La crise est derrière nous, affirmait début janvier José Manuel Barroso, président de la Commission européenne. La hausse des valeurs boursières va encore se poursuivre, ont surenchéri les prévisionnistes bancaires. Ce début d’année a marqué un retour prononcé de l’optimisme dans la manière de considérer l’avenir. Marre de toutes ces années de crise, de noirceur.
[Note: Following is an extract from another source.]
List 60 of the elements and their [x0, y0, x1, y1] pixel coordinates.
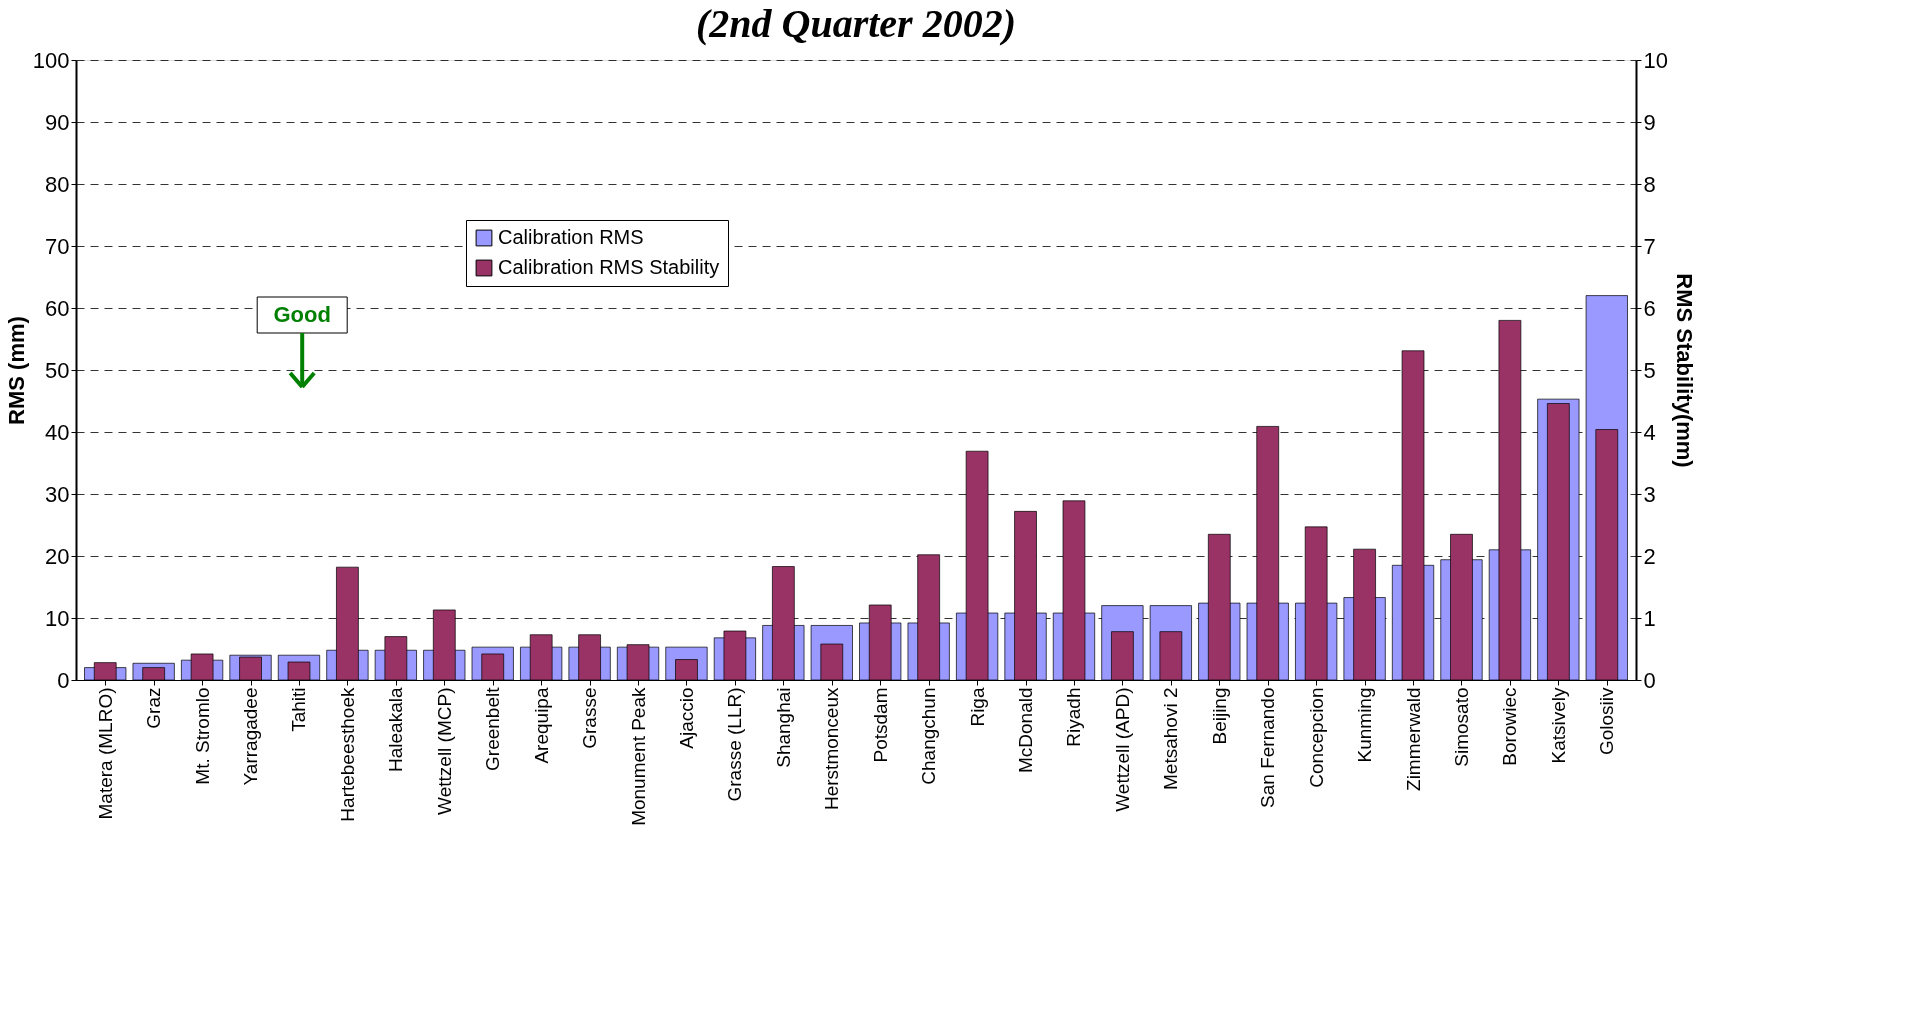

Sur la bae de quelques indicateurs, les milieux économico-financiers ont acquis la conviction que, désormais, l’avenir allait être de plus en plus rose.

Mais en sont-ils si sûrs? La chute de 5% de la Bourse italienne au lendemain de l’élection parlementaire transalpine fin février a largement contredit cette nouvelle vision d’avenir. Et cet avertissement boursier n’était pas le premier: la semaine précédente, les marchés financiers avaient déjà subi un heurt sérieux, à savoir une chute de 2% des principaux indices boursiers sur la base de la simple suspiscion que la Fed, la banque centrale américaine, pourrait remonter ses taux d’intérêt plus vite que prévu, soit avant 2015… tout cela parce que la question avait été soulevée lors d’une réunion du conseil des gouverneurs, dont le compte-rendu a été publiés fin février.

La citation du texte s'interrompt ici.